Closed gajewsk2 closed 7 years ago
Hi @gajewsk2 , I've also tested icrawler
on web servers and it ends as expected. There may be other reasons for not exiting. Usually there will be only one thread alive after all tasks are finished and the parent thread will exit.
Since it's relying on the threading library, which I believe is acting as a singleton, it says I have 3 running before I even start the crawler on my django app. Basically threading is a global variable and my environment isn't letting my server terminate. Is there a reason to keep this check if the work is done and the threads the crawler has launched are reaped?
It may be better to use the exiting of downloader as a condition to terminate all crawling threads. Checking the thread num is not necessary indeed.

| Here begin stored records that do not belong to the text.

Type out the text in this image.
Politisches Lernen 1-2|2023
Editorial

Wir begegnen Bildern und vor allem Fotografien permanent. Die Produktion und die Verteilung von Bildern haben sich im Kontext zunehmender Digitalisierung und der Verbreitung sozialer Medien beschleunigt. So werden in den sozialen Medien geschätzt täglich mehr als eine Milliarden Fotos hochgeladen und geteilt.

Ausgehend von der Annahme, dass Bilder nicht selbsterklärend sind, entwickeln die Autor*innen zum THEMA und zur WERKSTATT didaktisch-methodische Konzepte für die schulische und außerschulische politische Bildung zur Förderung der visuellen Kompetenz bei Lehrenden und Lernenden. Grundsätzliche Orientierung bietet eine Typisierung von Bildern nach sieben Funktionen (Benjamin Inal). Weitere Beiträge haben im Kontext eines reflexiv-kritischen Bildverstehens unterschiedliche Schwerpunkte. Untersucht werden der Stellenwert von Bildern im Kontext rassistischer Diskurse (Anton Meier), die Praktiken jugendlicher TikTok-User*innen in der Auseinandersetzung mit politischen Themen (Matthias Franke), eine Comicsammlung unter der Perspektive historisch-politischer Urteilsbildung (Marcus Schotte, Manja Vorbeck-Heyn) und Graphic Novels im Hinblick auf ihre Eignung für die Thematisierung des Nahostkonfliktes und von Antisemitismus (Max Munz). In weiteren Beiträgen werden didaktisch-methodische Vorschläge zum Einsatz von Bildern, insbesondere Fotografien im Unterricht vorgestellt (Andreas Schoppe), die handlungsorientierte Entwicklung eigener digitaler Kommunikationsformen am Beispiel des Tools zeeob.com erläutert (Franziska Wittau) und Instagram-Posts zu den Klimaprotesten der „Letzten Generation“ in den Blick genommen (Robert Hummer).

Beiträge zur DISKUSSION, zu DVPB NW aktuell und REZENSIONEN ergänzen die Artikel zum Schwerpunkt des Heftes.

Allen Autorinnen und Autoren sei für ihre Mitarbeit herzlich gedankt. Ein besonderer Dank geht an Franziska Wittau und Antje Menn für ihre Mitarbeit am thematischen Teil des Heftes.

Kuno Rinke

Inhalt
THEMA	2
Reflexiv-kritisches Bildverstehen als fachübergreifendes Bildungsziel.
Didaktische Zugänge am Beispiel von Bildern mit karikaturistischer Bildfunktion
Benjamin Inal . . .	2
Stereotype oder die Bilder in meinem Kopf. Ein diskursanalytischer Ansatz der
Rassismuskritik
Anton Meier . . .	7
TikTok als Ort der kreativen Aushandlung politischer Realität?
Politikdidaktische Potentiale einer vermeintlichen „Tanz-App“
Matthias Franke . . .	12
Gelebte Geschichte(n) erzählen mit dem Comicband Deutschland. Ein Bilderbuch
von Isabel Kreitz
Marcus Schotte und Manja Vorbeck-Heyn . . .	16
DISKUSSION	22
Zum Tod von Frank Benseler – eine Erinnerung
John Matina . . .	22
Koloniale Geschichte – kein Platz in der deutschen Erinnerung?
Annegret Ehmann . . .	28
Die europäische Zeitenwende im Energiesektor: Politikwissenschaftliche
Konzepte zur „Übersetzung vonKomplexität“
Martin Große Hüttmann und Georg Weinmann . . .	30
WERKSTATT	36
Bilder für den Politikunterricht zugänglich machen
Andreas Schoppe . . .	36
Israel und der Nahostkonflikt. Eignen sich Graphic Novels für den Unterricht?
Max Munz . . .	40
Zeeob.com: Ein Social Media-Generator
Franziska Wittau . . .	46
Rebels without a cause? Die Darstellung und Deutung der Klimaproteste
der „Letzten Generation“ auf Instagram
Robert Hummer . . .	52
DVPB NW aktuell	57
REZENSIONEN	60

@hellock, I have this issue when using GreedyImageCrawler. The loop never terminates and keeps logging.
2017-08-11 00:52:45,864 - INFO - downloader - downloader-001 is waiting for new download tasks
2017-08-11 00:52:46,624 - INFO - parser - parser-001 is waiting for new page urls
2017-08-11 00:52:48,625 - INFO - parser - parser-001 is waiting for new page urls
2017-08-11 00:52:50,625 - INFO - parser - parser-001 is waiting for new page urls
2017-08-11 00:52:50,865 - INFO - downloader - downloader-001 is waiting for new download tasks
crawler.py
Crawler never stops if there were already more than 1 threads runnin, eg if you are running this on a web server, it will not end. I've simply disabled this line to get things working fine.